Reconceptualising war

, by OpenDemocracy , KALDOR Mary

 

What if defeating the enemy was the justification for war, but not its real goal? What if its goal was a certain kind of power-brokerage? On Opendemocracy.net, Mary Kaldor attempts a redefinition of war in line with contemporary developments:

 

"Clausewitz defined war as an ‘an act of violence designed to compel our opponent to fulfil our will.’ From that definition he derived his theory that war tends to extremes as each side tries to crush his opponent. I want to suggest an alternative definition. War is ‘an act of violence involving at least two organised groups framed in political terms.’ Defined in this way, war can either be a contest of wills or a mutual enterprise. If it is the latter, wars are likely not to be extreme but to be long and difficult to end."

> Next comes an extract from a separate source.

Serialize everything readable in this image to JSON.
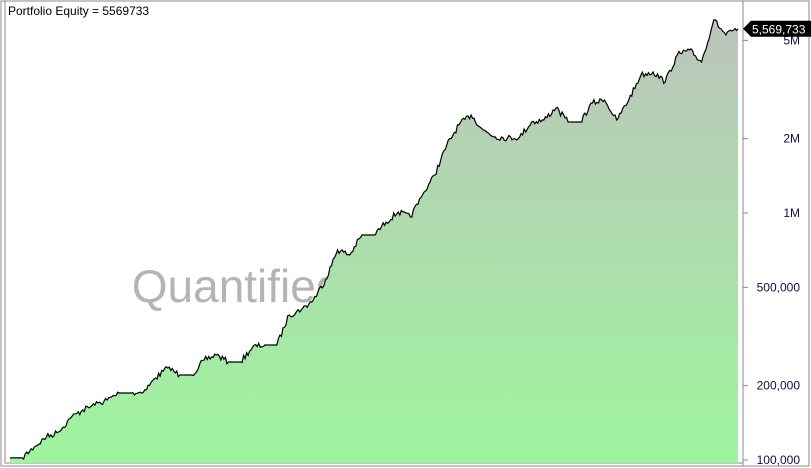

"A mutual enterprise could be political or it could be economic or it could be both. Violence is a way in which groups win political power not through defeating the enemy but through mobilising support on the basis of fear. Such groups construct ideologies to explain deep-seated social frustrations – poverty, insecurity, lack of opportunity – and to place the blame on the ‘other’. They turn themselves into protectors by generating the insecurity from which people need to be protected. Defeating the enemy is the justification not the goal of war. Indeed the warring parties share a mutual need for justification and consequently, they may actually reinforce each other. Through war and violence, the armed actors transform themselves from marginal extremists into mainstream power-brokers. By producing fear and hatred, they construct exclusive ethnic or religious ideologies that underpin their power. Understood in this way, war is not about genuine grievances or ‘root causes’- it is about manipulating and instrumentalising grievance."